U.S. chipmaker Broadcom, one of the biggest suppliers of Wi-Fi/Bluetooth modems and SoCs for TVs around the world, has offered to scrap its exclusivity deals with TV and modem makers in an attempt to settle an ongoing EU antitrust investigation against the company. The European Commission kicked off the antitrust probe back in June last year in response to Broadcom’s deals with six companies to buy chips exclusively or almost exclusively from it. At the time, the EU competition enforcer had ordered the company to stop such deals until the end of the probe.
According to a recent report from Reuters, Broadcom is now pledging not to offer any incentives to TV and modem makers to encourage them to purchase more than 50% of their chips and modems from the company for their global operations. Broadcom claims that its offer addresses the EU’s concerns and expects the Commission to close the investigation before the end of the year. In a statement regarding the matter, the company said, “In these uncertain times, we welcome the opportunity to avoid protracted litigation and to resolve the investigation without recognition of liability or the imposition of a fine.”
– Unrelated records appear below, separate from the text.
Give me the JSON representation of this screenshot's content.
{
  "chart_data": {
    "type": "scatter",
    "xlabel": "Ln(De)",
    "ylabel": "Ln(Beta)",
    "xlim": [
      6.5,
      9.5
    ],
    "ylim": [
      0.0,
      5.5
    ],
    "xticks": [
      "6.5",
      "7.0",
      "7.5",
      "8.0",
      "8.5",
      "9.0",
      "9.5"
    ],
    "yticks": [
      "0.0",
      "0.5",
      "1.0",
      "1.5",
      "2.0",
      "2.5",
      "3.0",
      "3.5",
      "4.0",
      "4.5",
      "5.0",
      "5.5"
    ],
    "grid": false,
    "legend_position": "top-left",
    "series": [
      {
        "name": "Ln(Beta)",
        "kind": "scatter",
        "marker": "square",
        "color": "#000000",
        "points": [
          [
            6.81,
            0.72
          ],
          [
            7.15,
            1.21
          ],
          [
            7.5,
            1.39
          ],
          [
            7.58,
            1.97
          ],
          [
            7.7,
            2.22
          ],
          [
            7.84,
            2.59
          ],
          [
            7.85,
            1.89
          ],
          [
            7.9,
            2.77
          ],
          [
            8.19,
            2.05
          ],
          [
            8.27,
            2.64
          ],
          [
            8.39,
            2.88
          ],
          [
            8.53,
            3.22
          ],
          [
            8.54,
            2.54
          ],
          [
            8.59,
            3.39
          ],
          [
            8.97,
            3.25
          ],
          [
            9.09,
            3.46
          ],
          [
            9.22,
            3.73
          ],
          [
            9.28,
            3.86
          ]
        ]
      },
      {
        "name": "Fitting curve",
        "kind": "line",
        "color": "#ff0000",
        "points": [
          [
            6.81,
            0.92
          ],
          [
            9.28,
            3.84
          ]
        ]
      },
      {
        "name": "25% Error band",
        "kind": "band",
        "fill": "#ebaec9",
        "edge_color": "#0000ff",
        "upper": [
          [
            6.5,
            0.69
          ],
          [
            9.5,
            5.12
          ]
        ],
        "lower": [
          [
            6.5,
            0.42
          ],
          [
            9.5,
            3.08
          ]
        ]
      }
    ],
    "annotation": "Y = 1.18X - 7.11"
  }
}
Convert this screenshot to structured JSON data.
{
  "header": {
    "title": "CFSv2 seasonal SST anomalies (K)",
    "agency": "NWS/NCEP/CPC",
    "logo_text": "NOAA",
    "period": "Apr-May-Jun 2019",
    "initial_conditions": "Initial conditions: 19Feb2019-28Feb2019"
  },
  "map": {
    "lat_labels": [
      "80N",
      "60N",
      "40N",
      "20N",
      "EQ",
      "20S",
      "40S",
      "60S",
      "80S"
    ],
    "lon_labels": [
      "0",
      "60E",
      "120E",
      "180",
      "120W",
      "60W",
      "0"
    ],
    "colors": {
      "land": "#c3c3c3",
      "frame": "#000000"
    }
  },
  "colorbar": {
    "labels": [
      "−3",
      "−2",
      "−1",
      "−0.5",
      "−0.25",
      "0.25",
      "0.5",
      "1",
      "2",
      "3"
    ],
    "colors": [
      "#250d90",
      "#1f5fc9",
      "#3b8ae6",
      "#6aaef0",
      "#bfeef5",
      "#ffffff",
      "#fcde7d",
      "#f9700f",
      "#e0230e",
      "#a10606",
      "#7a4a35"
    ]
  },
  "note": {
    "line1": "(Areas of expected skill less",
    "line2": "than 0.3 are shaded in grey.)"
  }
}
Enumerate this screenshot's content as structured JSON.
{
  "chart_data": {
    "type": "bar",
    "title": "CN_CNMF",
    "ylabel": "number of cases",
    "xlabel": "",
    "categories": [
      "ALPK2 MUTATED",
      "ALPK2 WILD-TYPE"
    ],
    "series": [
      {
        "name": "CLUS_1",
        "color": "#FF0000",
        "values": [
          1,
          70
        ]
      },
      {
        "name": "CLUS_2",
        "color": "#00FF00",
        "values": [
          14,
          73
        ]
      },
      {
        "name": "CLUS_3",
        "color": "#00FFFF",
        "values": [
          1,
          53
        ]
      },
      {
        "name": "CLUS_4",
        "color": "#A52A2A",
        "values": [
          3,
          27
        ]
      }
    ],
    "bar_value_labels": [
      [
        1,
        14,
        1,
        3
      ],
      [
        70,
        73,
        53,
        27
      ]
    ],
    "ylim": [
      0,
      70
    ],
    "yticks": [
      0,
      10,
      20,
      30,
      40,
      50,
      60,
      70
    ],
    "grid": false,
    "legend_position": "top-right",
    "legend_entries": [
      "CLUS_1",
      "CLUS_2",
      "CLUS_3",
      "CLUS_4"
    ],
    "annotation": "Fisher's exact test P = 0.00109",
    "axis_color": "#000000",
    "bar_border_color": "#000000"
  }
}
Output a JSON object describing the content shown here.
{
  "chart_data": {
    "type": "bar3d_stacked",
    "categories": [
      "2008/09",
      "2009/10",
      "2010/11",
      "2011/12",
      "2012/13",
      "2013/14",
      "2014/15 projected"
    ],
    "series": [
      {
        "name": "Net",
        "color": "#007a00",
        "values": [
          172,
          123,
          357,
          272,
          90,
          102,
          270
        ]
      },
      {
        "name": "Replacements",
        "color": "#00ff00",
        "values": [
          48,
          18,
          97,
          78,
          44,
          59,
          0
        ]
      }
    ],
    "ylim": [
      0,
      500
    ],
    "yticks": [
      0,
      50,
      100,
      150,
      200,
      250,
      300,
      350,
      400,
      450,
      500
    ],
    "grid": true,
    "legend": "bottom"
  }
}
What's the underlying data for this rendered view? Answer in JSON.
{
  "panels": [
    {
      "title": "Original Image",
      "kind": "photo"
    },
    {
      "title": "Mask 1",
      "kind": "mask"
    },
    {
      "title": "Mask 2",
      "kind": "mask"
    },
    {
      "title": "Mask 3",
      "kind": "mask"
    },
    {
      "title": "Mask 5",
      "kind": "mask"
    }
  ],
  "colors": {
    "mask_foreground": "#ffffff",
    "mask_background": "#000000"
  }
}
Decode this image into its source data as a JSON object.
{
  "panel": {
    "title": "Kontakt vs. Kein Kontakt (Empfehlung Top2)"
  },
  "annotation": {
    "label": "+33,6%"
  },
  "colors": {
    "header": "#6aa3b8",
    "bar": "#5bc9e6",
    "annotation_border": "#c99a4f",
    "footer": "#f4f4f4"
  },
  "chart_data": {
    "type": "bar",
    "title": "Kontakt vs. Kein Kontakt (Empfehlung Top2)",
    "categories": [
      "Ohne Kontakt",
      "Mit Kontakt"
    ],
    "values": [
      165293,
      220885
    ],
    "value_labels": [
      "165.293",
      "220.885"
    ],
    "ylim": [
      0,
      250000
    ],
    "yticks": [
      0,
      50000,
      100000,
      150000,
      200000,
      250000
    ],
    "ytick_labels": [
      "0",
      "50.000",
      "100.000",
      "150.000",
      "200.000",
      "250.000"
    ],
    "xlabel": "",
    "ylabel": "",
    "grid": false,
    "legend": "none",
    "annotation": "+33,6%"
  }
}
The report further adds that the European Commission is now seeking feedback before deciding whether to accept Broadcom’s offer, which would be valid for five years and without a finding of infringement by the company. In case the EU decides to continue with the antitrust probe and finds Broadcom guilty of breaching EU rules, the company could face a fine of up to 10% of its global turnover. It’s also worth noting that Broadcom had previously defended its practices at a closed-door hearing in August last year, which was attended by representatives from Intel, MediaTek, Quantenna, a unit of ON Semiconductor and Humax. We’ll keep you updated as the matter progresses.